Going one step even further, some institutional allocators have made notable commitments to start-up and emerging managers, securing additional discounts and often economics for providing seed capital and accepting increased business risk.
 
Worth noting to this point in the evolution of this back-and-forth relationship is that fee breaks have never really come for free! In almost all cases, investors have been required to actively adopt some change or compromise for the price discount. For example, going direct may reduce above-the-line investment fees in exchange for an (admittedly far smaller) increase in below-the-line investment administrative expenses required to staff up, as well as creating more decision risk for the investor. Locking up for longer time periods creates more illiquidity risk, funding earlier-stage managers creates more business risk, and so on.

In these cases, institutional investors have calculated that the benefits from the discount outweigh the costs or increased risks associated with it. Ostensibly, the managers have performed a similar cost/benefit analysis as well.

Most limited partnerships have complicated fee structures, and negotiations occur across multiple axes. In my experience, achieving discounted terms on the management fees is an easier row to hoe than bargaining for reduced incentive fee terms. Diving into the cost/benefit analysis in Table 1 elucidates why this may be the case, and highlights why management fee concessions should indeed remain a preeminent focus for LPs during legal negotiations.

Let’s assume a simple scenario where a fund charges a standard 2% of NAV as management fee and 20% of returns after the management fee, and we’ll ignore all other administrative expenses and fund costs. Attempting to price the impact of a discount to the management fee versus a reduction to the incentive fee requires some assumption of baseline returns. For example, if the manager is willing to provide a management fee rebate of 50 basis points (Discount 1) or a performance fee reduction of 5% (Discount 2), an investor should be indifferent to these changes at an average gross return of 10%. Total fees work out to be 3.2% in either fee structure. (Investors should also take note that since performance fees are charged on after-management fee returns, absent a hurdle rate, 20% of a 50 bps discount goes right back to the manager on the back-end anyway!) However, when underwriting such potential fee discounts, both GPs and LPs may in fact assume different probability distributions for return assumptions. Investment managers are on average over-optimistic about the return potential of their investment strategy (not unlike the average entrepreneur, average sell-side equity analyst, and average economist).

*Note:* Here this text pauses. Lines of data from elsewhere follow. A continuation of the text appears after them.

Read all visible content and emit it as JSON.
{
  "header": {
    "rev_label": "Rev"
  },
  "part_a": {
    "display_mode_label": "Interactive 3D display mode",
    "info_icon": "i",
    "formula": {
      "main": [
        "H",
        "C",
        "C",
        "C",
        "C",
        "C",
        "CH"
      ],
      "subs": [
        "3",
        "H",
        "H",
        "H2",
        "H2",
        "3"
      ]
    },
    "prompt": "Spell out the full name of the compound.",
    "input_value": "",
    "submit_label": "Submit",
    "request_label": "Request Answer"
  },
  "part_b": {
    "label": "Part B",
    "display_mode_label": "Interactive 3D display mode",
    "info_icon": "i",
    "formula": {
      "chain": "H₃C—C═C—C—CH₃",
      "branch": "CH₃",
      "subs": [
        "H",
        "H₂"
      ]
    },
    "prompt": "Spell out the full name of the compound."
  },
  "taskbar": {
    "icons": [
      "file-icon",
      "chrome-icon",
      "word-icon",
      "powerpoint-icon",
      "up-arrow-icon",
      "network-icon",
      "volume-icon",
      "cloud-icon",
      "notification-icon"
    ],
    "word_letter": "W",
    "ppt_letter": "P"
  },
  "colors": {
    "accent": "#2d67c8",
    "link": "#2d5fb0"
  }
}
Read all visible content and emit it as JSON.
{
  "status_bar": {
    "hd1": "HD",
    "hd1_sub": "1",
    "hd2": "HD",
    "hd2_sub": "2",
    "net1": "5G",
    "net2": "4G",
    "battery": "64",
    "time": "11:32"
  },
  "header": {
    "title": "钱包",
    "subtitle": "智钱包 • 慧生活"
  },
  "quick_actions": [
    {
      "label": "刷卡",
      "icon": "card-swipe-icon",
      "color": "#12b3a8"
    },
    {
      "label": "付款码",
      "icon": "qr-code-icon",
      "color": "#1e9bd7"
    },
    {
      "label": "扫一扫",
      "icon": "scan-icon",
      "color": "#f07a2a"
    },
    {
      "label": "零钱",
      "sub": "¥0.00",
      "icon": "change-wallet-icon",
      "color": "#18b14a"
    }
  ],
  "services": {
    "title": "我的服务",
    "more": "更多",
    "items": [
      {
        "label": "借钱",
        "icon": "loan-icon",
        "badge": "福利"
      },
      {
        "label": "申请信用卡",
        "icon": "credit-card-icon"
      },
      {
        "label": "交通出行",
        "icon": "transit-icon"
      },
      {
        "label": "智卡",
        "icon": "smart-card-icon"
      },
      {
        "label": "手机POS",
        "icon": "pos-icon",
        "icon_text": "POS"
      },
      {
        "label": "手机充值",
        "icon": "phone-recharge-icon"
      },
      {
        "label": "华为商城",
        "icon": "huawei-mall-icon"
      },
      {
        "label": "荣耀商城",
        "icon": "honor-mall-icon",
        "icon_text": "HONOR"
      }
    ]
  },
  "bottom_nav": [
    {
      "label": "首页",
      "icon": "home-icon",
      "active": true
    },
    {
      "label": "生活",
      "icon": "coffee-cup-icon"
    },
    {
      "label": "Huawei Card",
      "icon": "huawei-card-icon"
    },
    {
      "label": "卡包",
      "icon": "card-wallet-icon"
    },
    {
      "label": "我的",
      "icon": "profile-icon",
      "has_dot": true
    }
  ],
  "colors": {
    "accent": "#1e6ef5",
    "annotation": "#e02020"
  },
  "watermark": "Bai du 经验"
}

When a general partner prices the impact of a reduction in incentives versus reduction in flat fees, they may well determine that at their baseline returns (we will use 12%), reducing the performance fee from 20% to 15% is more costly than a management fee concession from 2.0% to 1.5%, as demonstrated in Table 2. Hence, they would prefer to offer the investor a fixed discount given their view of what is most likely to occur.

On the other hand, investors tend to be more skeptical and more cautious in setting their return expectations. A limited partner may decide that base-case scenario returns of 8.0% are more realistic, perhaps due to increases in AUM at the manager or because of other factors leading to erosion in returns over time. At this gross return level, the fixed fee rebate of 50 bps is superior to the incentive fee reduction, as it results in slightly higher net returns, as shown in Table 3.

Given that most limited partners want to ensure they are paying lower fees, certainly across lower net return scenarios, and are more likely to be able to justify higher fees if higher returns accompany them, this cost/benefit analysis makes sense. Furthermore, to the extent that the manager also is incentivised to generate higher returns (hopefully mitigated by their desire to prevent losses on their own personal investments in the fund), this represents a strong alignment of interests.

Fee negotiations should always be focused on ensuring not only the return stream comes at a reasonable cost, but more importantly that the fee structure actively incentivises desirable behaviour from the general partner. Rather than purely minimising explicit cost and dancing around alignment of interests, limited partners need to do a better job of thinking like a true partner and getting fee terms in line with intended outcomes. Next on our list of dance tracks is an agenda of normalising the crystallisation of performance fees realisable to the general partner with the lock-up and liquidity terms of the limited partner. In this two-step, it shouldn’t be realised capital gains to you if it can’t be realised capital gains to us.

In the words of the immortal Lewis Carroll, won’t you join the dance?